In the early 2000’s SED agreed to accept a cognate, or series of two-three relevant courses (6-9 credits) in environmental science and/or environmental studies, as part of the certification package in science (Earth science, biology, chemistry, physics), social studies and common branches.
At a meeting of TEEP representatives with then State Senator Velmanette Montgomery and the Assistant Commissioner of Higher Education, the latter agreed to issue a letter from SED informing colleges about the environmental cognate option and encouraging them to develop a cognate and make it available to their candidates for teacher certification. Unfortunately the letter was very sparsely worded and did not really encourage schools of education to participate. One school started to develop an environmental cognate but never completed the task. It is unclear whether the cognate in EE is currently accepted by SED.

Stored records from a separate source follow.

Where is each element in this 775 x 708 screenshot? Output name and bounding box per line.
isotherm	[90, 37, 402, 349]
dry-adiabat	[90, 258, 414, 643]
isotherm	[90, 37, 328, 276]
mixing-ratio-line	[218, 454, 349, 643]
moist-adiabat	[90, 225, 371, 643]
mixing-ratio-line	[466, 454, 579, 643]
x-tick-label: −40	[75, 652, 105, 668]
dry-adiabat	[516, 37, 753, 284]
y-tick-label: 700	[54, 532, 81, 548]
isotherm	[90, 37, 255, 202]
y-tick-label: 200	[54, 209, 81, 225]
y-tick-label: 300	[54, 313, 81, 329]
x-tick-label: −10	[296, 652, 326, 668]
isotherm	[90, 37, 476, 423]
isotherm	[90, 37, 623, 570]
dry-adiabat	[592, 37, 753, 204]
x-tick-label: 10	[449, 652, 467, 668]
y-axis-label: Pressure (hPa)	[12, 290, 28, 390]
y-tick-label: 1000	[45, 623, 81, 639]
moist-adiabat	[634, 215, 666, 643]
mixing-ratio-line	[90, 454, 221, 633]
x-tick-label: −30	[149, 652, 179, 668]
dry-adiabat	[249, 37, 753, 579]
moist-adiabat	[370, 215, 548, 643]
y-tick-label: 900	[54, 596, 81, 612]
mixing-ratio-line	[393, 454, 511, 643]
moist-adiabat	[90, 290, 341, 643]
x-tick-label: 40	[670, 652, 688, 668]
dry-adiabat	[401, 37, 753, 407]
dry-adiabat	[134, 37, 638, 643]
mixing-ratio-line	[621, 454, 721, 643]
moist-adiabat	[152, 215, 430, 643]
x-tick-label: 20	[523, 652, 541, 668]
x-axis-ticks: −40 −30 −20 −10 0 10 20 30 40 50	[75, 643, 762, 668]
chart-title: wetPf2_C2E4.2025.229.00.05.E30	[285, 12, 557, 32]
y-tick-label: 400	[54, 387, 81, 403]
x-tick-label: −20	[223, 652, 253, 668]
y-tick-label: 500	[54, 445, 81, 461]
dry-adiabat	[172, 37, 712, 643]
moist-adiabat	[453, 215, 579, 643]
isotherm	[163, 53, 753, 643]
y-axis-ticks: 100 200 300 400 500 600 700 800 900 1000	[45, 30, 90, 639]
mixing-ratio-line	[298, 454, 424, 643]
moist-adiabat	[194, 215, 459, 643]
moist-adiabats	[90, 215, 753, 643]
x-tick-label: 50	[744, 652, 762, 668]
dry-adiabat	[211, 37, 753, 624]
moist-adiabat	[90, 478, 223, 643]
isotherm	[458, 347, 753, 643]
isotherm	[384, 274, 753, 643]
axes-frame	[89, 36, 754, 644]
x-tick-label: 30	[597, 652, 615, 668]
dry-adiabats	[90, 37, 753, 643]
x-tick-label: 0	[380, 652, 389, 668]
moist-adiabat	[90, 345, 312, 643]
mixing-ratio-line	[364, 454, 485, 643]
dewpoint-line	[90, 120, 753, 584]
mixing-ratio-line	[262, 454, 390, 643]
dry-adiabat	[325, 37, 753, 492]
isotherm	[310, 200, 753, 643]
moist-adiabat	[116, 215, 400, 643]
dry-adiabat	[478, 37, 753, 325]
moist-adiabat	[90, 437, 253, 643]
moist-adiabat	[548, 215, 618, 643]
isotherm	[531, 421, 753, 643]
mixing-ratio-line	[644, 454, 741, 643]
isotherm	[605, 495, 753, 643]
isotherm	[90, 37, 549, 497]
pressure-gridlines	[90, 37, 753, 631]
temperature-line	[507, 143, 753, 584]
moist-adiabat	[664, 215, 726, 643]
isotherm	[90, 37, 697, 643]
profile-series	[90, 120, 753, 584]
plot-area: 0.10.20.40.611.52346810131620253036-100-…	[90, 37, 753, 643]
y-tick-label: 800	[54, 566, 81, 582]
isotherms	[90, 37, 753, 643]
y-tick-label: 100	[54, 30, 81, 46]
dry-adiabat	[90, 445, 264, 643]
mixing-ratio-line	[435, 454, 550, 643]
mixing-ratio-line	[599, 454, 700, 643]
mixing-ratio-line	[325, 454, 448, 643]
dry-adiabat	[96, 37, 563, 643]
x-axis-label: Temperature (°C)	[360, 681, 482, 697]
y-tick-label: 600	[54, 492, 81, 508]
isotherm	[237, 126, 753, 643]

TEEP also worked with NYSOEA on the teacher preparation section of the New York State Environmental Literacy Plan that emerged from a statewide process organized by NYSOEA.
However despite the existence of excellent teacher preparation programs in EE in schools such as SUNY Cortland, NYU, Pace and others, and the teaching of environmental studies in many academic departments like English and political science, the majority of teacher training institutions in the State of New York do not adequately prepare their teaching candidates to teach environmental concepts.
As climate change emerged as the major Earth issue and became fundamental to any program of environmental studies, most of these institutions still did not adequately integrate climate change education into their teacher prep. programs.
In 2020 TEEP evolved into the Environmental Education Projects Forum (the Forum). The Forum brings together environmental educators from universities, government agencies and non-formal organizations at annual or biannual workshops and at specific project meetings, to generate ideas for creating, promoting and implementing projects that will expand environmental education in NYC and the region around the city.
TEEP is one project of the Forum. Currently the main TEEP focus is a syllabi bank of courses intended for the use of colleges of education to prepare prospective teachers to teach environmental/climate/sustainability in the classroom. The ten courses from four colleges (CCNY, NYU, Cornell and Bank Street) run the gamut from natural, life and environmental sciences for undergraduate students working to be elementary school teachers to human environmental impact for students getting a masters in secondary science education to climate solutions and environmental action for all teacher candidates.
While there have been more than 5,000 downloads of syllabi bank courses from colleges of education, cultural institutions and other schools all over the U.S., Canada and Europe, very few colleges of education from New York have downloaded any courses.
For the last three years a representative of EEAC/The Forum/TEEP has participated in the Climate and Resilience Education Task Force (CRETF), helping to craft a preservice education plank on the climate education platform and in the initial version of the climate change education legislation that has been considered in the appropriate committees of the New York State Legislature. A current version of the legislation does not specifically mention preservice but the CRETF committee is working to develop a preservice effort that will be compatible with the legislation.